The Effect of Wave Intensity on Fine Sediment Transport in Oscillatory Channel

Simulations on particle-laden flow in oscillatory channel are critical to further understand suspension and offshore delivery of fine terrestrial sediment in the coastal ocean. In an effort to understand these mechanisms, the degree of sediment induced density stratification quantified by Richardson number, Ri and settling velocity of particles, V$_{s}$, have been studied through turbulence resolving simulations with simplified Eulerian-Eulerian two phase model (Ozdemir et al. 2010, 2011).
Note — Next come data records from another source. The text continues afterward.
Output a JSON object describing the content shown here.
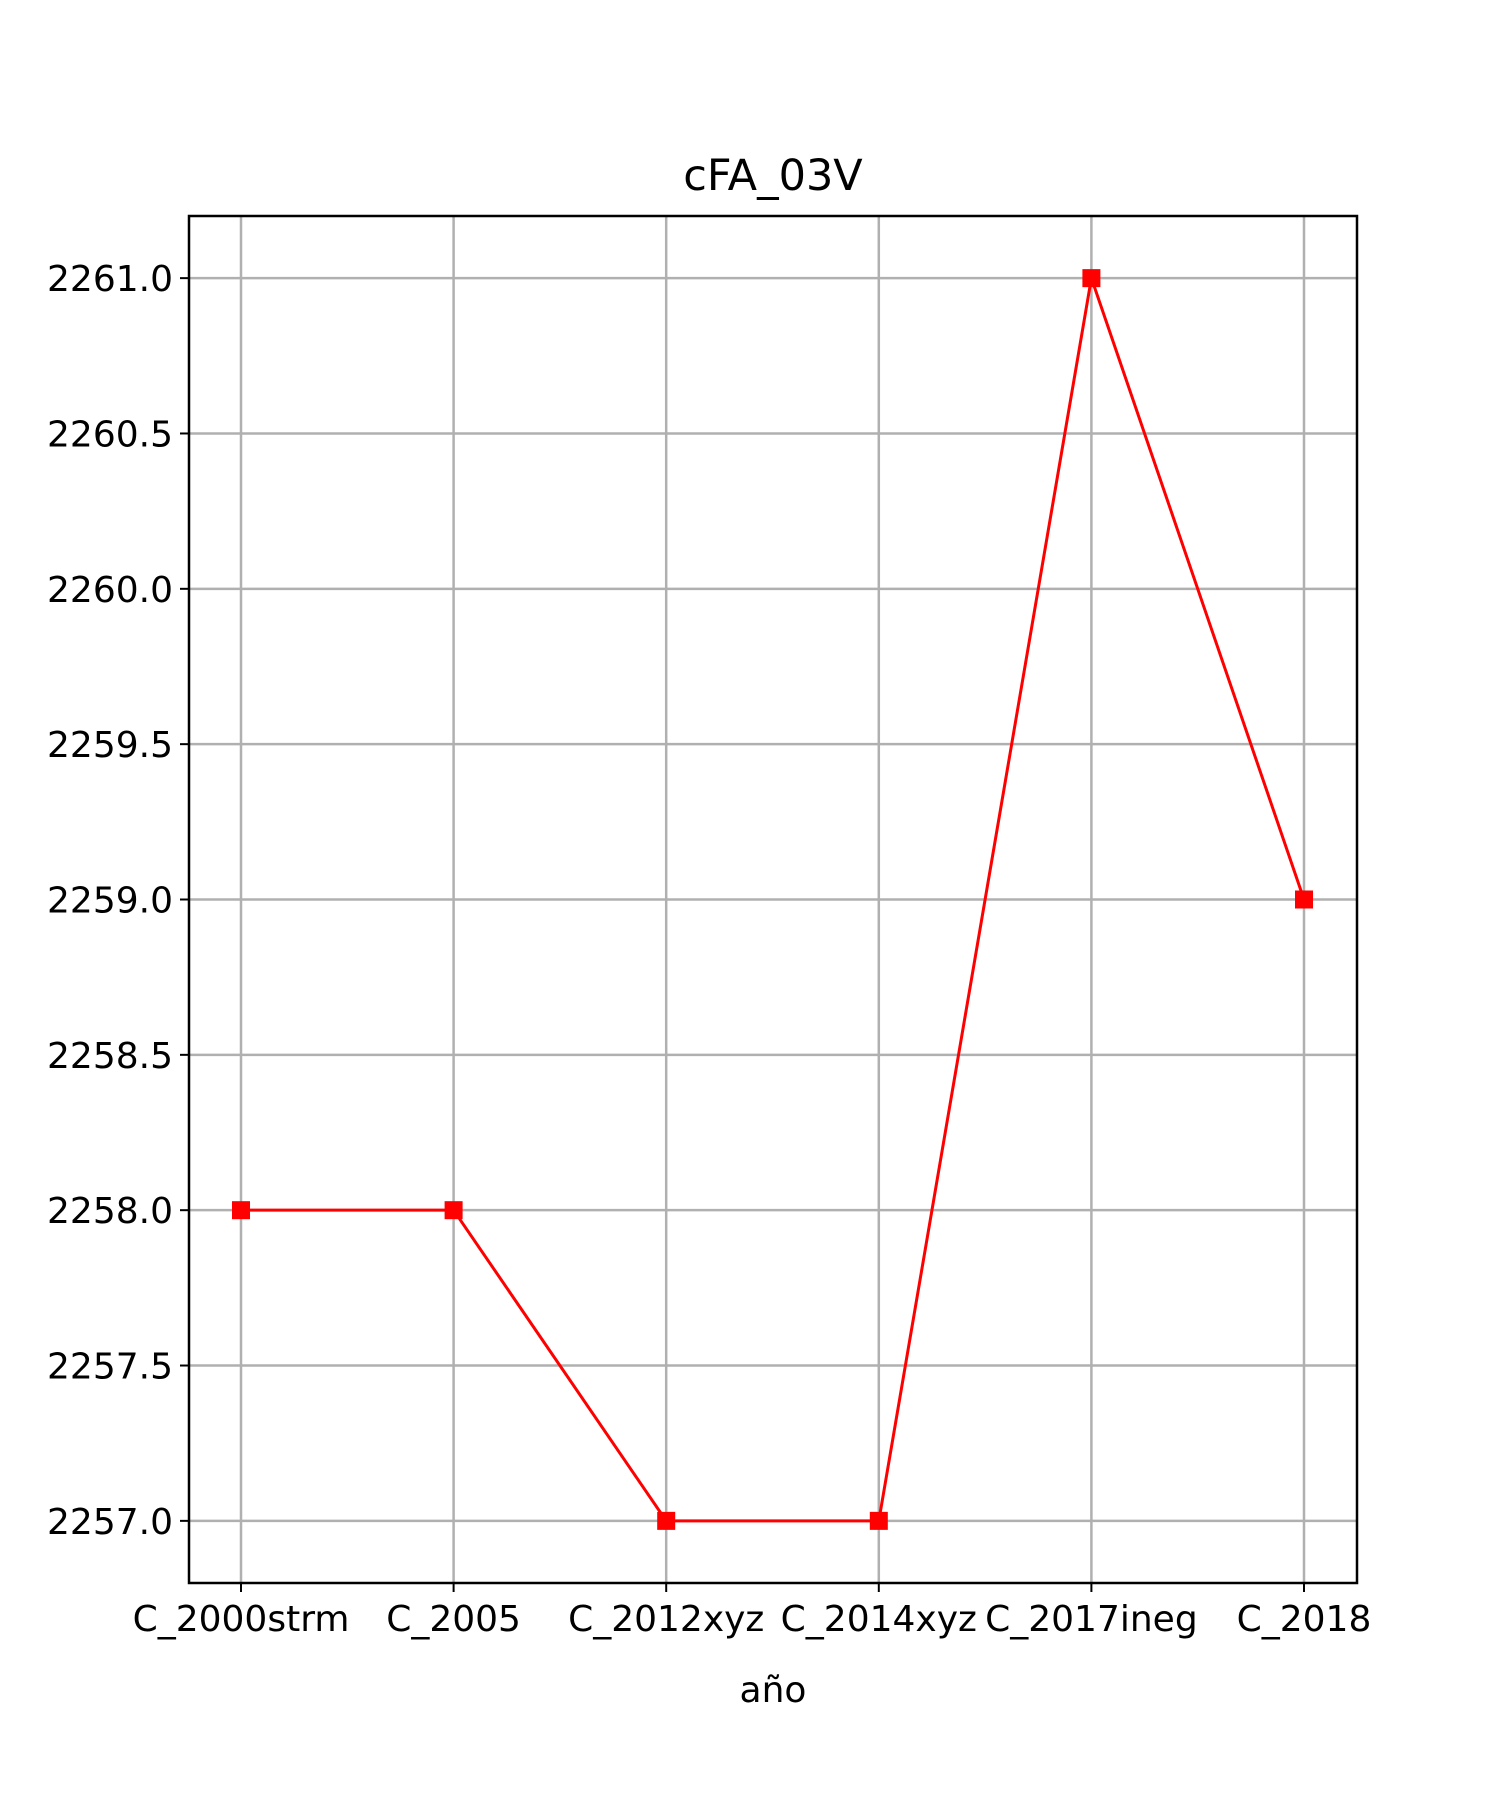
{
  "chart_data": {
    "type": "line",
    "title": "cFA_03V",
    "xlabel": "año",
    "ylabel": "",
    "categories": [
      "C_2000strm",
      "C_2005",
      "C_2012xyz",
      "C_2014xyz",
      "C_2017ineg",
      "C_2018"
    ],
    "series": [
      {
        "values": [
          2258.0,
          2258.0,
          2257.0,
          2257.0,
          2261.0,
          2259.0
        ],
        "color": "#ff0000",
        "marker": "square"
      }
    ],
    "ylim": [
      2256.8,
      2261.2
    ],
    "yticks": [
      2257.0,
      2257.5,
      2258.0,
      2258.5,
      2259.0,
      2259.5,
      2260.0,
      2260.5,
      2261.0
    ],
    "ytick_labels": [
      "2257.0",
      "2257.5",
      "2258.0",
      "2258.5",
      "2259.0",
      "2259.5",
      "2260.0",
      "2260.5",
      "2261.0"
    ],
    "grid": true,
    "legend": "none"
  }
}
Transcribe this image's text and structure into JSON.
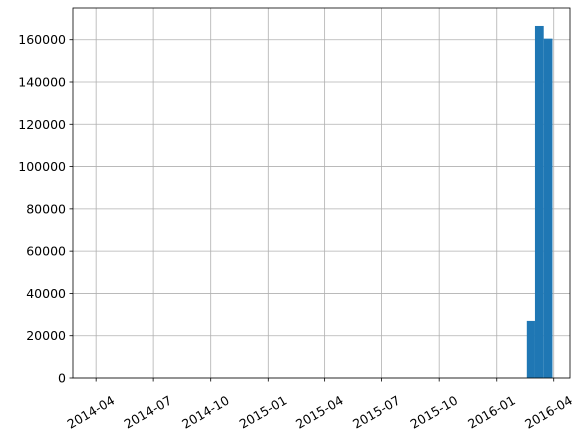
{
  "chart_data": {
    "type": "bar",
    "title": "",
    "xlabel": "",
    "ylabel": "",
    "grid": true,
    "bar_color": "#1f77b4",
    "xlim": [
      "2014-02-23",
      "2016-04-27"
    ],
    "ylim": [
      0,
      175000
    ],
    "x_ticks": [
      "2014-04",
      "2014-07",
      "2014-10",
      "2015-01",
      "2015-04",
      "2015-07",
      "2015-10",
      "2016-01",
      "2016-04"
    ],
    "y_ticks": [
      "0",
      "20000",
      "40000",
      "60000",
      "80000",
      "100000",
      "120000",
      "140000",
      "160000"
    ],
    "bins": [
      {
        "start": "2016-02-18",
        "end": "2016-03-02",
        "count": 27000
      },
      {
        "start": "2016-03-02",
        "end": "2016-03-16",
        "count": 166500
      },
      {
        "start": "2016-03-16",
        "end": "2016-03-30",
        "count": 160500
      }
    ]
  }
}
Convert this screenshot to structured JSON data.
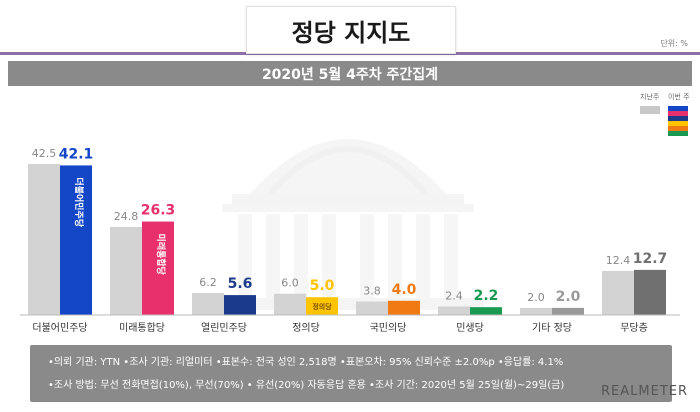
{
  "title": "정당 지지도",
  "unit": "단위: %",
  "subtitle": "2020년 5월 4주차 주간집계",
  "legend": {
    "prev": "지난주",
    "curr": "이번 주"
  },
  "chart_data": {
    "type": "bar",
    "categories": [
      "더불어민주당",
      "미래통합당",
      "열린민주당",
      "정의당",
      "국민의당",
      "민생당",
      "기타 정당",
      "무당층"
    ],
    "series": [
      {
        "name": "지난주",
        "values": [
          42.5,
          24.8,
          6.2,
          6.0,
          3.8,
          2.4,
          2.0,
          12.4
        ]
      },
      {
        "name": "이번 주",
        "values": [
          42.1,
          26.3,
          5.6,
          5.0,
          4.0,
          2.2,
          2.0,
          12.7
        ]
      }
    ],
    "colors": {
      "prev": "#d3d3d3",
      "curr": [
        "#1446c8",
        "#e8306c",
        "#1c3a8c",
        "#ffc400",
        "#f07a14",
        "#199a50",
        "#9a9a9a",
        "#707070"
      ]
    },
    "bar_logo_text": [
      "더불어민주당",
      "미래통합당",
      "",
      "정의당",
      "",
      "",
      "",
      ""
    ],
    "legend_position": "top-right"
  },
  "info": {
    "line1": "•의뢰 기관: YTN •조사 기관: 리얼미터 •표본수: 전국 성인 2,518명 •표본오차: 95% 신뢰수준 ±2.0%p •응답률: 4.1%",
    "line2": "•조사 방법: 무선 전화면접(10%), 무선(70%) • 유선(20%) 자동응답 혼용  •조사 기간: 2020년 5월 25일(월)~29일(금)"
  },
  "brand": "REALMETER"
}
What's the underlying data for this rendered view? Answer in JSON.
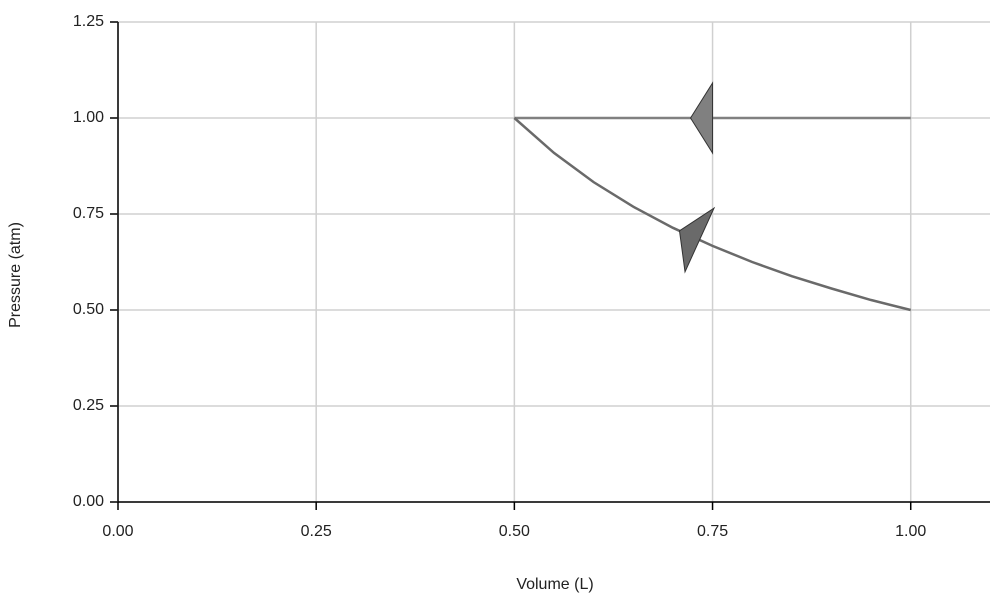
{
  "chart_data": {
    "type": "line",
    "xlabel": "Volume (L)",
    "ylabel": "Pressure (atm)",
    "xlim": [
      0,
      1.1
    ],
    "ylim": [
      0,
      1.25
    ],
    "xticks": [
      {
        "value": 0,
        "label": "0.00"
      },
      0.25,
      {
        "value": 0.5,
        "label": "0.50"
      },
      0.75,
      {
        "value": 1,
        "label": "1.00"
      }
    ],
    "yticks": [
      {
        "value": 0,
        "label": "0.00"
      },
      0.25,
      {
        "value": 0.5,
        "label": "0.50"
      },
      0.75,
      {
        "value": 1,
        "label": "1.00"
      },
      1.25
    ],
    "grid": true,
    "series": [
      {
        "color": "#808080",
        "x": [
          1.0,
          0.5
        ],
        "values": [
          1.0,
          1.0
        ]
      },
      {
        "color": "#6a6a6a",
        "x": [
          1.0,
          0.95,
          0.9,
          0.85,
          0.8,
          0.75,
          0.7,
          0.65,
          0.6,
          0.55,
          0.5
        ],
        "values": [
          0.5,
          0.526,
          0.556,
          0.588,
          0.625,
          0.667,
          0.714,
          0.769,
          0.833,
          0.909,
          1.0
        ]
      }
    ]
  }
}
In these studies, moderately energetic wave field is considered given by Stokes Reynolds number, Re, of 1000 where all the scales of turbulence can be resolved. As a result, existence of four regimes of particle transport has been identified and presented in the parametric space defined by V$_{s}$ and Ri. From low to high Ri (or V$_{s})$, these regimes range from well-mixed condition to the formation of lutocline, and eventually a complete flow laminarization. Here, we further demonstrate the impact of lower wave intensity (Re) to the modes of sediment transport. Results show significant changes in the particle transport modes under variable V$_{s}$ and Ri. The culmination of the results so far yields a comprehensive picture on the nature of transitional turbulence due to different degree of sediment impact and the mode of mixing and transport in the oscillatory channel.